During her early years, Kaarbø was influenced by Fauvism, and painted many expressionistic portraits of women. She then had a period when she mainly painted landscapes, both coastal subjects and town motifs. In Paris in the 1920s she was influenced by Cubism and other avant-garde styles. She participated at the exhibition Otte skandinaviske kubister ("Eight Scandinavian cubists") at Kunstnerforbundet in Oslo in 1926. The exhibition was met with great interest but mostly negative criticism, and Kunstnerforbundet was even boycotted by the press.
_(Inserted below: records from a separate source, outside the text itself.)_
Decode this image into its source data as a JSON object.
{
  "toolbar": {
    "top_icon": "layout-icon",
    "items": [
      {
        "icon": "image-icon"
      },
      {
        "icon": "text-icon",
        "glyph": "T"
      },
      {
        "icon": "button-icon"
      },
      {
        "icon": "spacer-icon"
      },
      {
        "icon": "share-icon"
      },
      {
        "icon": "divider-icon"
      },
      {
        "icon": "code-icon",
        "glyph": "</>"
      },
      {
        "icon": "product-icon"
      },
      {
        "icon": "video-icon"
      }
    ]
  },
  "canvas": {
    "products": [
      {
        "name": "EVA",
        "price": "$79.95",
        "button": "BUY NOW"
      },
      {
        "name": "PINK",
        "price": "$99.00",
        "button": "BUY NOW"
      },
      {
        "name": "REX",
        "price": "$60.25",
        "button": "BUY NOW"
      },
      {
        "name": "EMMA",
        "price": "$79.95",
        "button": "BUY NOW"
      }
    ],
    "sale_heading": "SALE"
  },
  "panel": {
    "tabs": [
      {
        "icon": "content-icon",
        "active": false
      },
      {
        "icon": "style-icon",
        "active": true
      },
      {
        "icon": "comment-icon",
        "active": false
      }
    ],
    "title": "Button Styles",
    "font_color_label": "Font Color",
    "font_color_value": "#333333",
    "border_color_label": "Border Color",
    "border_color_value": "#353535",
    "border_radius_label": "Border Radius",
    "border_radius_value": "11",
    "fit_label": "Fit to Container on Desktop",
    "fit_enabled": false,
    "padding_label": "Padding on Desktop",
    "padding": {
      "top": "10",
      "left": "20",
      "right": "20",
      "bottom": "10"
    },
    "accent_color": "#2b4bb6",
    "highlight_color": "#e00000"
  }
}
Disappointed by the negative response, Kaarbø switched to painting landscapes in an Impressionist style.

She participated in several exhibitions, including two works at the Salon d'automne in 1922, and she participated in the Exposition Académie Moderne Exhibition at the Gallery of Art Contemporain in 1926 and the Exposition de l'Académie Moderne Léger Ozenfant in the Gallery Aubier in 1927.
Among her works at the National Gallery of Norway are Komposisjon med hode from 1925 and Fra Siena from 1937.

Kaarbø was included in the 2013 exhibition Electromagnetic: Modern Art in Northern Europe 1918-31 at the Henie Onstad Art Center.

==Death==
Kaarbø died in Oslo on 26 December 1949.